The event has become so popular in recent years, it is hosted at two locations at the same time: One at the West Campus on the Commons, and the other at East Campus on Sports Field #3, just north of Building 8.
According to internal surveys, about four percent of employees on Microsoft’s main campus bike to work on a regular basis. In the fall and winter, the number drops to hundreds of riders each day. However, during spring and summer, those numbers can soar into the thousands. Overall, approximately 1,800 Puget Sound-based Microsoft employees commute by bike every day — rain or shine.
Meet Shaun Ivory, a lead software developer. With the exception of six weeks when he was recovering from a broken collarbone, Ivory has only driven to work four times since Aug. 2, 2014. You might think Ivory is a semi-professional athlete, but you’d be wrong.
Ivory took his first 9.4-mile bike ride to Microsoft from his home in Cottage Lake three years ago. He chose to try it on a Saturday, just in case he couldn’t make the whole distance and needed his wife to pick him up. After climbing to the top of the 520 Highway hill, he thought he couldn’t make it. He called his wife and said, “I need you to come get me. I might not make it.” He had reason to be concerned; years of long hours and sedentary work had him tipping the scales at 265 pounds, and he didn’t think he had the capacity to make the ride.
Ivory survived that day — and the next — and continued to bike to work nearly every day since. He has dropped 85 pounds. Today, he weighs 180 pounds and attributes a great deal of his weight loss to the 10- to 14-mile daily ride to and from work.
“Cycling changed my life,” said Ivory. He tells people, “There’s no such thing as a bad day on a bicycle. I’d rather sit on a bike on a cold, rainy day than sit in a car in stop-and-go traffic.” For him, biking to work is a fairly efficient commute of 30 to 45 minutes. Yet, that same commute by car would take him 30 minutes — minus the workout.
While some Microsoft employees bike to work by choice, others do it more by necessity. Take Lisa Guthrie. She’s a principal software engineering lead and a mother of four kids who lives near campus. The Guthries have two cars. Her husband uses one car to drive to work, while their au pair uses their second car to drive the kids during the day. When Guthrie was promoted to an office-based role from a previous work-from-home position, she faced a choice: Buy a third car to drive to work, or start commuting by bike. Biking won.
Each morning, her commute starts by riding with her two oldest kids to school, on either a tandem bike or a cargo bike. After dropping the kids off at school, she tows their bikes behind her as she rides on to Microsoft.
“It’s just such a seamless part of our lives,” said Guthrie. “It’s how we get around now, and I love it. Even when we have an extra car to use, I still end up biking. Why not? It’s easy, it’s fun, and you get out in the sunshine. It makes me feel like a kid again — on my way to work. I don’t get that in a car.”

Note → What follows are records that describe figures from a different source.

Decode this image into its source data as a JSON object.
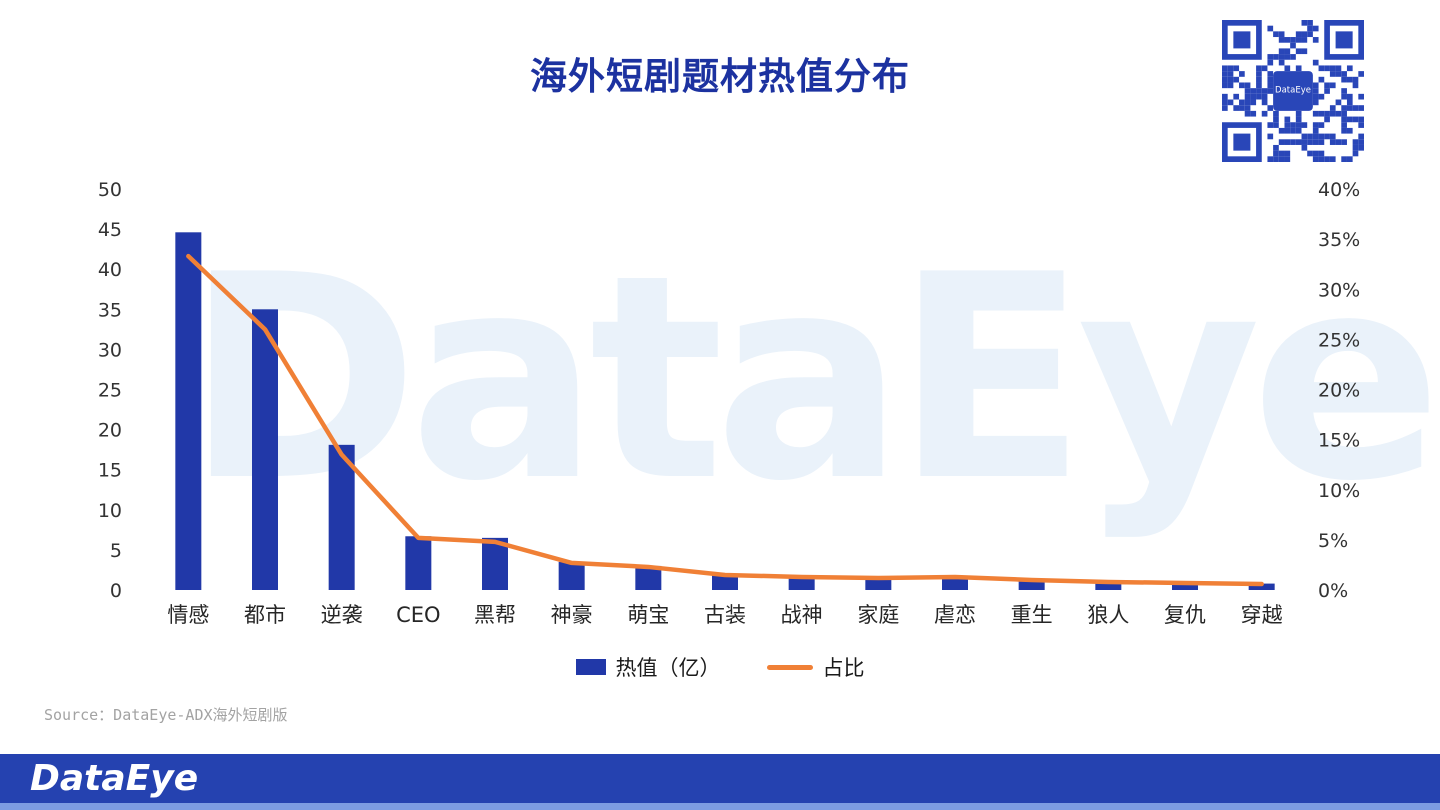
{
  "title": "海外短剧题材热值分布",
  "watermark": "DataEye",
  "source": "Source：DataEye-ADX海外短剧版",
  "footer": {
    "logo_text": "DataEye"
  },
  "qr": {
    "label": "DataEye"
  },
  "legend": {
    "bar_label": "热值（亿）",
    "line_label": "占比"
  },
  "colors": {
    "title": "#1c32a0",
    "bar": "#2138a8",
    "line": "#f08036",
    "watermark": "#eaf2fa",
    "axis_text": "#333333",
    "category_text": "#262626",
    "source_text": "#a3a3a3",
    "footer": "#2542b0",
    "footer_strip": "#7d9ce2",
    "qr": "#2946b8"
  },
  "chart_data": {
    "type": "bar+line",
    "title": "海外短剧题材热值分布",
    "categories": [
      "情感",
      "都市",
      "逆袭",
      "CEO",
      "黑帮",
      "神豪",
      "萌宝",
      "古装",
      "战神",
      "家庭",
      "虐恋",
      "重生",
      "狼人",
      "复仇",
      "穿越"
    ],
    "series": [
      {
        "name": "热值（亿）",
        "type": "bar",
        "axis": "left",
        "values": [
          44.6,
          35.0,
          18.1,
          6.7,
          6.5,
          3.5,
          3.0,
          2.0,
          1.7,
          1.5,
          1.7,
          1.3,
          1.0,
          0.9,
          0.8
        ]
      },
      {
        "name": "占比",
        "type": "line",
        "axis": "right",
        "values": [
          33.3,
          26.0,
          13.5,
          5.2,
          4.8,
          2.7,
          2.3,
          1.5,
          1.3,
          1.2,
          1.3,
          1.0,
          0.8,
          0.7,
          0.6
        ]
      }
    ],
    "left_axis": {
      "min": 0,
      "max": 50,
      "step": 5
    },
    "right_axis": {
      "min": 0,
      "max": 40,
      "step": 5,
      "suffix": "%"
    },
    "grid": false,
    "legend_position": "bottom"
  }
}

According to Guthrie, riding is also more efficient than driving for her. The road routes near her home, school, and job aren’t nearly as direct as the bike paths. “Biking is faster for me. I can zip over to school or home in no time.”
Supporting diehard biking enthusiasts and novices on Bike to Work Day isn’t the only way Microsoft is encouraging commuting on two wheels. The company puts a lot of resources behind its bike commuters and commuting programs in general. For employees who ride to work regularly, they have two free bike tune-ups every fiscal year, which is a $120 value. Plus, there’s the $900-a-year Stay Fit allowance each employee can spend on fitness-related expenses, including bike repairs, upgrades and purchases. There’s also the Bicycle Commuter Reimbursement program that compensates employees $20 a month ($240 a year) for choosing to commute entirely by bike instead of using public transit and Connectors. Add to that secure bike cages, hot showers, towels and lockers that await bike commuters after a sweaty ride, there aren’t too many excuses left not to try it at least once.
But what if you live in an area that isn’t exactly bicycle friendly or that’s too far a commute to ride a bike? To help commuters travel to campus, Microsoft operates a shuttle with a 12-bike trailer. Those with a combination bus-bicycle commute can use a free Orca card to pay their bus fare. Plus, all Sound Transit and King County Metro-operated buses and shuttles are installed with bike racks. When you combine that with Microsoft’s Connector, shuttles, carpool parking, van pool subsidies, personalized commute planning, and guaranteed ride home service, driving seems less appealing than ever.